Against the backdrop of San Francisco in the late 1970s, 15-year-old Minnie (Bel Powley) strikes up an affair with her mother’s boyfriend Monroe (Alexander Skarsgard). This opens Minnie up to a new world of experiences, but her almost compulsive desire to document her young life inevitably leads to her secrets being discovered.
Based on Phoebe Gloeckner’s graphic novel – which director Marielle Heller previously staged as a play – The Diary of a Teenage Girl is the examining of sexual awakening, and a young teenager setting foot on the road to adulthood.
Bel Powley is incredibly strong in the leading role as Minnie; the dialogue feels familiar to anyone who ever was a teenage girl, and while Powley allows this to be as self indulgent as it should be, she keeps the character feeling grounded throughout the film. Powley makes Minnie a Lolita-esque figure, albeit a lot older than Nabokov’s character, and although she pouts ‘truths’ like a sexually active teenager, Minnie still dresses and behaves more like a little girl, and Powley strikes a balance between the two. Alexander Skarsgard is charming as Monroe, and rarely seems to be struck with a crisis of conscience about the fact that he is sleeping with his girlfriend’s teenage daughter, Kristen Wiig actually does not have a lot to do as Minnie’s mother Charlotte, but she hovers on the fringes of the film, both stifling and ignoring her daughter. The rest of the cast is made up of Christopher Meloni, Margarita Levieva, Madeleine Waters, Abby Wait, Quinn Nagle and Austin Lyon.
Marielle Heller’s screenplay not only captures the free wheeling feel of San Francisco in the 1970s, but also the feel of being a teenage girl, at any stage in history. The dialogue feels real in its self-absorbedness, and the animated sequences around Minnie’s imagined conversations and flights of fancy are delightful, until they give way to Hunter S. Thompson-esque drug addled visions.

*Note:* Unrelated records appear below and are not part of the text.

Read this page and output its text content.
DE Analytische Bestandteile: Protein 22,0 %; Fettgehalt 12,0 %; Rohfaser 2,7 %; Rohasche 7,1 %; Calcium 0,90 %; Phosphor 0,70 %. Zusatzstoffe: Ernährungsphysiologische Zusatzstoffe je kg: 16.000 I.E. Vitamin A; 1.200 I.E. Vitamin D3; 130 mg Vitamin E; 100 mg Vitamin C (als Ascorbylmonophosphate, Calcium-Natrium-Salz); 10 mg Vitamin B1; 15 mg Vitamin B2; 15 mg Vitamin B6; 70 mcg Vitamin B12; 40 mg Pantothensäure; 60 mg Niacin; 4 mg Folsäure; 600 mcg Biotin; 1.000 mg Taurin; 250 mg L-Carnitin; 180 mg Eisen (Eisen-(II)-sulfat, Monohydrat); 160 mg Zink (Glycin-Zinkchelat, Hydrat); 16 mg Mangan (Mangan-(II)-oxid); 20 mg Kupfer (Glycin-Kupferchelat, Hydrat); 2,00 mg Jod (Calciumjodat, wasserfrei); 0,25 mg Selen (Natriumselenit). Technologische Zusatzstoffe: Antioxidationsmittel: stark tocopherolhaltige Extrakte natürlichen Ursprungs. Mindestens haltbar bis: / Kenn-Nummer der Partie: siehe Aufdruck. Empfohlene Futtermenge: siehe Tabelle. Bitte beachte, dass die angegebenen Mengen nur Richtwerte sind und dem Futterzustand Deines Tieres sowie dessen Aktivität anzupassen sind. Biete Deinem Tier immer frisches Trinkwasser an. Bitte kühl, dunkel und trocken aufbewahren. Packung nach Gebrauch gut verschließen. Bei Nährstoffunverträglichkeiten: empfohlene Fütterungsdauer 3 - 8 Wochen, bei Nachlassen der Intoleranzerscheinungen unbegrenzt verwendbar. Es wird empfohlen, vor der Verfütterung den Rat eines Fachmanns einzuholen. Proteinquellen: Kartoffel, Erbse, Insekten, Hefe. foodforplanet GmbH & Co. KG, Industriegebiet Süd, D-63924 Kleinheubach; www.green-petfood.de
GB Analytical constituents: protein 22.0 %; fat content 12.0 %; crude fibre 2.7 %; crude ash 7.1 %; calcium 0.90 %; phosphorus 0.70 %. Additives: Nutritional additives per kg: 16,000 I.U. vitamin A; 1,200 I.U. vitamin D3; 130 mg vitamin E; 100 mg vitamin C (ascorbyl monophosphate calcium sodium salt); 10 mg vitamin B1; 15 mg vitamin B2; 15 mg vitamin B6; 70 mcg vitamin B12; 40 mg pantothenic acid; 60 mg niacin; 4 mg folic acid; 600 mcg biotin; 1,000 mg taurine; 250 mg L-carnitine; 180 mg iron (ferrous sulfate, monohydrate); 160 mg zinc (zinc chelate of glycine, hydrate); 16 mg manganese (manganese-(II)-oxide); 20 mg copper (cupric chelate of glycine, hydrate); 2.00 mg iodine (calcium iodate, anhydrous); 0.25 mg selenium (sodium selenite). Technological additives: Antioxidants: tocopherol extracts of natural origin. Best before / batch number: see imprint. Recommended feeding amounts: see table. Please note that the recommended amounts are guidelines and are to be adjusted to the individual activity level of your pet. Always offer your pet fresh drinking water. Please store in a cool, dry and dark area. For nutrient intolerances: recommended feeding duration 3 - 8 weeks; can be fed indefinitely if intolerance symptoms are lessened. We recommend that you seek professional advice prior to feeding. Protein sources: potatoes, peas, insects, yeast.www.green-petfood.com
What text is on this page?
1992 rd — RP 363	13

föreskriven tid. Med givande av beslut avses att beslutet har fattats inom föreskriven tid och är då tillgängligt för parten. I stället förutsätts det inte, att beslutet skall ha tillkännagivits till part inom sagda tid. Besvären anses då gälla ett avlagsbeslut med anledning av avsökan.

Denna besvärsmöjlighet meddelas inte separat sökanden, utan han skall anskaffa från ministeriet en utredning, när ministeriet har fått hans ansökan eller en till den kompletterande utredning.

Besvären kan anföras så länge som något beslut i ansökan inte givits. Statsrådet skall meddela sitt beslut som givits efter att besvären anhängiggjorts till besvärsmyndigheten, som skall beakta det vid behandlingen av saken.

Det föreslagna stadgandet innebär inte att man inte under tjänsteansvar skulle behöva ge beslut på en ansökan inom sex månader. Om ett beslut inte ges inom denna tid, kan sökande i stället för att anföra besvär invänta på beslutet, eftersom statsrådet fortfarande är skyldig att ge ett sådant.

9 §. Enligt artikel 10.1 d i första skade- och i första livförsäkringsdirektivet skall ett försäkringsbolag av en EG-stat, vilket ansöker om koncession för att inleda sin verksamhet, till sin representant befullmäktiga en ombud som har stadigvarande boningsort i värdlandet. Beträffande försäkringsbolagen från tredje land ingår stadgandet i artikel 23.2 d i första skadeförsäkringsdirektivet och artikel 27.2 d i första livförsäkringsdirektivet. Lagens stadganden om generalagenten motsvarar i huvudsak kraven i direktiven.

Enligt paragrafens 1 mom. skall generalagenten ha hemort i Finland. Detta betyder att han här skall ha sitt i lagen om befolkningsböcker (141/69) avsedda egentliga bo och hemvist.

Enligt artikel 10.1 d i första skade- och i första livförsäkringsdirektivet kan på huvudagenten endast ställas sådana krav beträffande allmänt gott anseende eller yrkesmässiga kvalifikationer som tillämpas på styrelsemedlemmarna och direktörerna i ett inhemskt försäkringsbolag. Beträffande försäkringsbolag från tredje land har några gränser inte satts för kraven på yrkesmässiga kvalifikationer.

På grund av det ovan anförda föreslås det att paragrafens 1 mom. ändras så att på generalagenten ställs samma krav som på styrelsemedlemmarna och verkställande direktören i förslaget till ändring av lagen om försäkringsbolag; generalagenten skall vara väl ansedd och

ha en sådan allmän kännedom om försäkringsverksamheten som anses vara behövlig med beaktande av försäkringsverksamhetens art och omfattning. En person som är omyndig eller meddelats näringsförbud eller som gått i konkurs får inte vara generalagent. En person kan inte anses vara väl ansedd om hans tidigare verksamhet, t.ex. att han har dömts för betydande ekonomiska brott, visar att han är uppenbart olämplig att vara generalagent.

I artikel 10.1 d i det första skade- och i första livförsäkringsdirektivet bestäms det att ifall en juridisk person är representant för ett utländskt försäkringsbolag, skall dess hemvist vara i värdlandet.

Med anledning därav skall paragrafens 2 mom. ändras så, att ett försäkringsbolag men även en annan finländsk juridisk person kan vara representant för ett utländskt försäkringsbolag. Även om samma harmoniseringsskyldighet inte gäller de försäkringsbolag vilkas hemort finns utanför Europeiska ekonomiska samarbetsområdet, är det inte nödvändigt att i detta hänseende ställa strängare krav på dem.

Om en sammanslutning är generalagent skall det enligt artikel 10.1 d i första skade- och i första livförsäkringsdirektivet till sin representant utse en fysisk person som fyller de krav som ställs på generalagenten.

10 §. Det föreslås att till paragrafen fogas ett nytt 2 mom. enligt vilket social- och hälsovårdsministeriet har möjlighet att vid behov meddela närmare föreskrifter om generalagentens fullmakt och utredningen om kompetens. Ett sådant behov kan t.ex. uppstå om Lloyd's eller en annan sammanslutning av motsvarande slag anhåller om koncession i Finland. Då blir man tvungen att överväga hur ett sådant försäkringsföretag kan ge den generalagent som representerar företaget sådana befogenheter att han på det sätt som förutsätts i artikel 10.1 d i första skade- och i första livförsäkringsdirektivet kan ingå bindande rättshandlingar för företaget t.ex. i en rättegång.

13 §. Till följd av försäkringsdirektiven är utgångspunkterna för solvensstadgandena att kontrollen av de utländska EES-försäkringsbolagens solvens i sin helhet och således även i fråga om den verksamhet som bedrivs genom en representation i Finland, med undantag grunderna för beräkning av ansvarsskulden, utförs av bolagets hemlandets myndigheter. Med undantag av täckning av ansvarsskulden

There are times when it feels as though the film should have addressed the issue of statutory rape, but this being ignored is explained through Wiig’s character and her attitude toward life, her daughter and particularly, narcotics.

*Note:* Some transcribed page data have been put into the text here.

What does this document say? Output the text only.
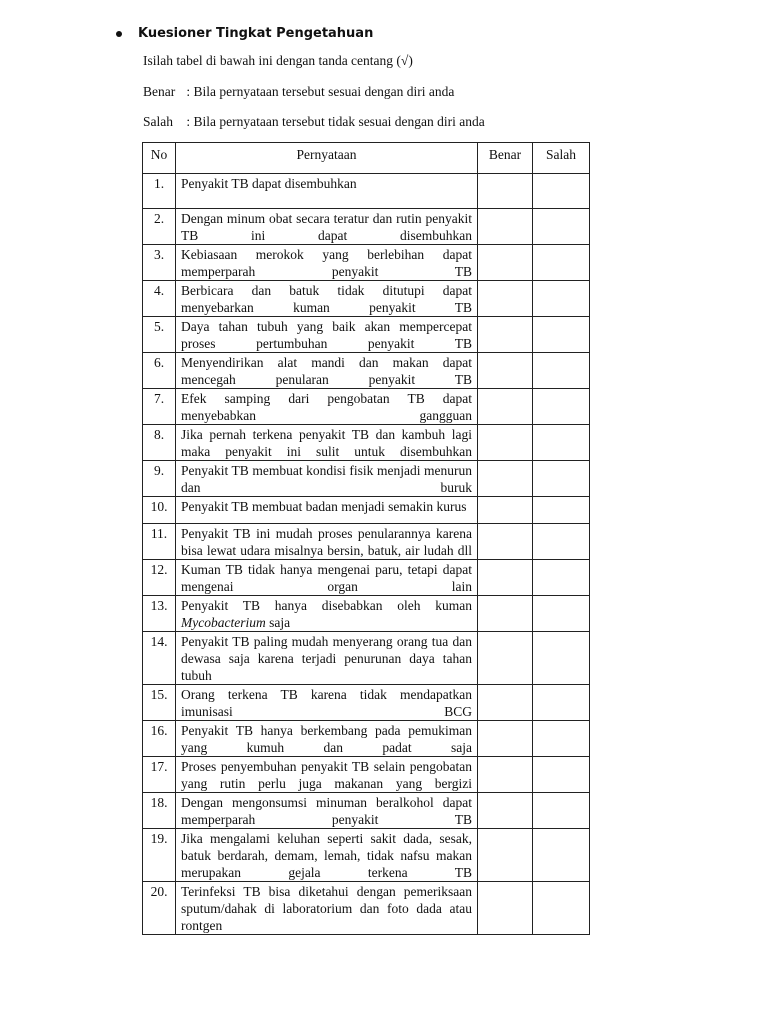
Kuesioner Tingkat Pengetahuan
Isilah tabel di bawah ini dengan tanda centang (√)
Benar : Bila pernyataan tersebut sesuai dengan diri anda
Salah : Bila pernyataan tersebut tidak sesuai dengan diri anda
No	Pernyataan	Benar	Salah
1.	Penyakit TB dapat disembuhkan		
2.	Dengan minum obat secara teratur dan rutin penyakit TB ini dapat disembuhkan		
3.	Kebiasaan merokok yang berlebihan dapat memperparah penyakit TB		
4.	Berbicara dan batuk tidak ditutupi dapat menyebarkan kuman penyakit TB		
5.	Daya tahan tubuh yang baik akan mempercepat proses pertumbuhan penyakit TB		
6.	Menyendirikan alat mandi dan makan dapat mencegah penularan penyakit TB		
7.	Efek samping dari pengobatan TB dapat menyebabkan gangguan		
8.	Jika pernah terkena penyakit TB dan kambuh lagi maka penyakit ini sulit untuk disembuhkan		
9.	Penyakit TB membuat kondisi fisik menjadi menurun dan buruk		
10.	Penyakit TB membuat badan menjadi semakin kurus		
11.	Penyakit TB ini mudah proses penularannya karena bisa lewat udara misalnya bersin, batuk, air ludah dll		
12.	Kuman TB tidak hanya mengenai paru, tetapi dapat mengenai organ lain		
13.	Penyakit TB hanya disebabkan oleh kuman Mycobacterium saja		
14.	Penyakit TB paling mudah menyerang orang tua dan dewasa saja karena terjadi penurunan daya tahan tubuh		
15.	Orang terkena TB karena tidak mendapatkan imunisasi BCG		
16.	Penyakit TB hanya berkembang pada pemukiman yang kumuh dan padat saja		
17.	Proses penyembuhan penyakit TB selain pengobatan yang rutin perlu juga makanan yang bergizi		
18.	Dengan mengonsumsi minuman beralkohol dapat memperparah penyakit TB		
19.	Jika mengalami keluhan seperti sakit dada, sesak, batuk berdarah, demam, lemah, tidak nafsu makan merupakan gejala terkena TB		
20.	Terinfeksi TB bisa diketahui dengan pemeriksaan sputum/dahak di laboratorium dan foto dada atau rontgen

As director, Heller mixes fantasy and reality well, and makes sure that the audience is aware that we are seeing this story through the eyes of just one of its participants; making it feel as though we are truly leafing through Minnie’s diary at times. The movie stumbles from time to time, however, as the animated sequences come and go, Minnie becomes infatuated with graphic novels then leaves them to fall by the wayside, and her descent into drugs and further sexual experiences seems sudden and a little forced. As well as this, the film’s pacing is messy, which makes it feel a lot longer than it actually is.
In all, The Diary of a Teenage Girl is a strong coming of age tale, with the character becoming a sexual being, but never quite becoming an adult. Bel Powley is incredibly strong as Minnie, and Skarsgard and Wiig back her up well, but the film suffers through ideas being left to fall by the wayside, and some messy pacing.